É em casa que, como diz o Evangelho, um “pequenino” nos pede de beber “um copo de água fresca” mesmo antes de dormir, quando já fechámos a luz do seu quarto e lhe contámos uma história. E nem sempre somos capazes de ver neste nosso pequenino a imagem e semelhança de Deus! É tão mais fácil perder a paciência e responder com rispidez.

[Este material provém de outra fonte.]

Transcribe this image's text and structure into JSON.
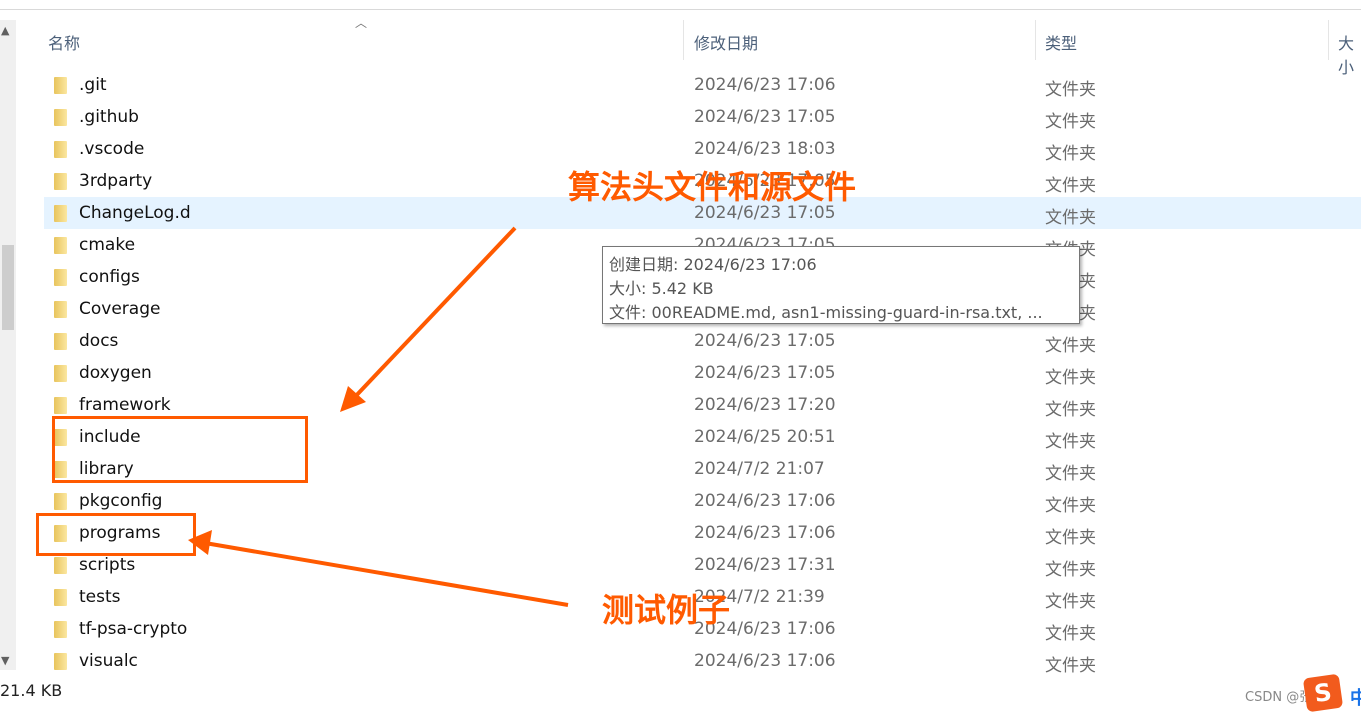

“Obrigado, dá licença, por favor, desculpa”, palavras mágicas que, segundo o Papa Francisco, salvam a família. O confinamento destes três meses fez-nos viver muito mais intensamente uns com os outros. Teremos aprendido a ter, para cada um dos que vivem connosco, um coração hospitaleiro? Como evoluiu a nossa linguagem e delicadeza de trato? Perguntemo-nos a sério sobre isto,  neste dia em que Jesus nos diz que quem se mostrar hospitaleiro “não perderá a sua recompensa”. E a primeira é mesmo a harmonia familiar. Porque como bem entendeu Eliseu, não há recompensa maior do que o dom que cada membro da família representa para o outro. A “distinta senhora” foi, por isso, recompensada com o dom de um filho, e a sua gratidão foi eterna.

Mas não percamos de vista o que significa isto de sermos dom e recompensa uns para os outros. Significa que há Alguém que no-lo oferece, Alguém que Se nos dá no dom que nos faz: “Quem vos recebe, a Mim recebe; e quem Me recebe, recebe Aquele que Me enviou.” Não amemos o dom mais do que o Dador, a criatura mais do que o Criador! “Quem ama o pai ou a mãe, o filho ou a filha mais do que a Mim, não é digno de Mim.”

Pais ou filhos, diante de Deus somos todos irmãos, “nós que fomos batizados em Jesus Cristo”, como diz Paulo. Que libertação para os que sofrem com uma história de vida de abuso ou ressentimentos dolorosos! Saber que, diante de Deus, os seus pais são seus irmãos, pode ajudar a não fazer ninguém refém da sua árvore genealógica. E que libertação para os pais que acham seu dever intrometer-se nas vidas dos filhos adultos! Descobrirem-se irmãos dos seus filhos diante de Deus tornará mais fácil respeitar as suas decisões e aceitar os seus erros.

Seremos, algum dia, chamados a escolher entre a família e Jesus? Penso nos cristãos de países onde a fé cristã é uma afronta à tradição familiar; ou nos cristãos que chamados à vida sacerdotal e religiosa, em famílias onde tais vocações são uma afronta à vaidade familiar. Mas penso também nos cristãos que se opõem à sua família em decisões simples da moral ou da justiça. Não ficarão sem a sua recompensa!

Hora da missa. É nesta hora que aprendo a ser hospitaleiro dentro e fora de casa e a escolher-Te antes de tudo, porque é nesta hora que contemplo o segredo que o torna possível: a Tua Cruz. Só estando disposto a perder a minha vida a posso reencontrar em Ti, como dizes no Evangelho e como S. Paulo repete aos Romanos.

Partilhando o banco da igreja com os meus filhos e o meu marido, descubro-me sua irmã, todos nós Teus filhos queridos. É tão reconfortante saber que os amas mais do que eu alguma vez os poderei amar! E que bem que se está aqui, Senhor, neste albergue onde nos reúnes com estranhos a quem aprendemos a chamar irmãos! Ninguém acolhe como Tu. Ainda que eu venha sem nada para Te dar, já tenho a minha recompensa: Tu todo, abençoado, partido, entregue… “Cantarei eternamente as misericórdias do Senhor!”